State, 567 N.E.2d 798 (Ind. 1991)); check vouchers and deposit slips
(McDonough v. State, 242 Ind. 376, 175 N.E.2d 418 (1961); Cobb v. State,
585 N.E.2d 40 (Ind. Ct. App. 1992)); commitment orders (Funk v. State, 427
N.E.2d 1081 (Ind. 1981)); financial statements (Williams v. Hittle, 629
N.E.2d 944 (Ind. Ct. App. 1994)); insurance policies (Willoughby v. State,
660 N.E.2d 570 (Ind. 1996)); inventory records (Schneider v. State, 220
Ind. 28, 40 N.E.2d 322 (1942)); job logs tracking performance (Brant
Constr. Co. v. Lumen Constr., 515 N.E.2d 868 (Ind.
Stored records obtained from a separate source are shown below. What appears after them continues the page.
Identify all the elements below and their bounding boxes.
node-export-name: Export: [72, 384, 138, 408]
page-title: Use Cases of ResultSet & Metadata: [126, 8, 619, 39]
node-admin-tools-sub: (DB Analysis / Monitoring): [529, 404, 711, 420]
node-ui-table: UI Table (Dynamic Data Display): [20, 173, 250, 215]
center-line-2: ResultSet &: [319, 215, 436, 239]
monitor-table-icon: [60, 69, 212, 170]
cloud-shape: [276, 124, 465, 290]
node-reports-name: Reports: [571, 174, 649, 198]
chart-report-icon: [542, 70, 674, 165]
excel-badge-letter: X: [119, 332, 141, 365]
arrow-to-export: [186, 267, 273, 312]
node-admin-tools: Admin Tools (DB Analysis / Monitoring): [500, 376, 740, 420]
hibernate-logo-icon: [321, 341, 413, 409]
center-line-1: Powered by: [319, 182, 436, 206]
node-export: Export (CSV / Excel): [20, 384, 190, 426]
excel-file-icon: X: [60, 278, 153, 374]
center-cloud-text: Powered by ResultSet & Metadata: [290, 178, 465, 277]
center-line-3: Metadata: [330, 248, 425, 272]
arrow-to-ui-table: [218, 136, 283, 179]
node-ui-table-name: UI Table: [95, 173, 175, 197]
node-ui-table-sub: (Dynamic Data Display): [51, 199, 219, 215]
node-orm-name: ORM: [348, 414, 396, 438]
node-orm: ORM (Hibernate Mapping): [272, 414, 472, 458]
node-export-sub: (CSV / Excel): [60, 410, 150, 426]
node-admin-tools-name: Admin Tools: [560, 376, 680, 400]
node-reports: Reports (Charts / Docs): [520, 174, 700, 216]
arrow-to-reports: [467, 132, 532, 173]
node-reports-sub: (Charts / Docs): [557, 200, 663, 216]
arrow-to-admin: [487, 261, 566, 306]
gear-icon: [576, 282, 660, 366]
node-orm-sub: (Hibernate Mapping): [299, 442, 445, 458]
Ct. App. 1987)); log
sheets of police evidence (Perry v. State, 541 N.E.2d 913 (Ind. 1989);
Reynolds/Herr v. State, 582 N.E.2d 833 (Ind. Ct. App. 1991)); marriage
licenses (Smith v. State, 455 N.E.2d 346 (Ind. 1983)); medical reports
(Brooks v. Friedman, 769 N.E.2d 696 (Ind. Ct. App. 2002); Nash v. State,
754 N.E.2d 1021 (Ind. Ct. App. 2001); Schaefer v. State, 750 N.E.2d 787
(Ind. Ct. App. 2001); Schloot v. Guinevere Real Estate Corp., 697 N.E.2d
1273 (Ind. Ct. App. 1998); Carmichael v. Kroger Co., 654 N.E.2d 1188 (Ind.
Ct. App. 1995)); motel reservation entries (Smith v. State, 455 N.E.2d 606
(Ind. 1983)); motor vehicle registrations and driving records (Allen v.
State, 439 N.E.2d 615 (Ind. 1982); Dumes v. State, 718 N.E.2d 1171 (Ind.
Ct. App. 1999); Ruby v. State, 549 N.E.2d 379 (Ind. Ct. App. 1990);
Chambers v. State, 547 N.E.2d 301 (Ind. Ct. App. 1989)); pawn tickets
(Darnell v. State, 435 N.E.2d 250 (Ind. 1982)); police technician’s reports
on blood type (Clark v. State, 436 N.E.2d 779 (Ind. 1982)); prison conduct
records (Games v. State, 743 N.E.2d 1132 (Ind. 2001)); records of telephone
calls (Brandon v. State, 272 Ind. 92, 396 N.E.2d 365 (1979); Floyd v. Jay
County Rural Elec. Membership Corp., 405 N.E.2d 630 (Ind. Ct. App. 1980));
school attendance records (J.L. v. State, 789 N.E.2d 961 (Ind. Ct. App.
2003); L.H. v. State, 682 N.E.2d 795 (Ind. Ct. App. 1997)); security
agreements (Greco v. KMA Auto Exch., Inc., 765 N.E.2d 140 (Ind. Ct. App.
2002)); time cards (Wiseman v. State, 521 N.E.2d 942 (Ind. 1988)); working
papers of audits (Brane v. Roth, 590 N.E.2d 587 (Ind. Ct. App. 1992)).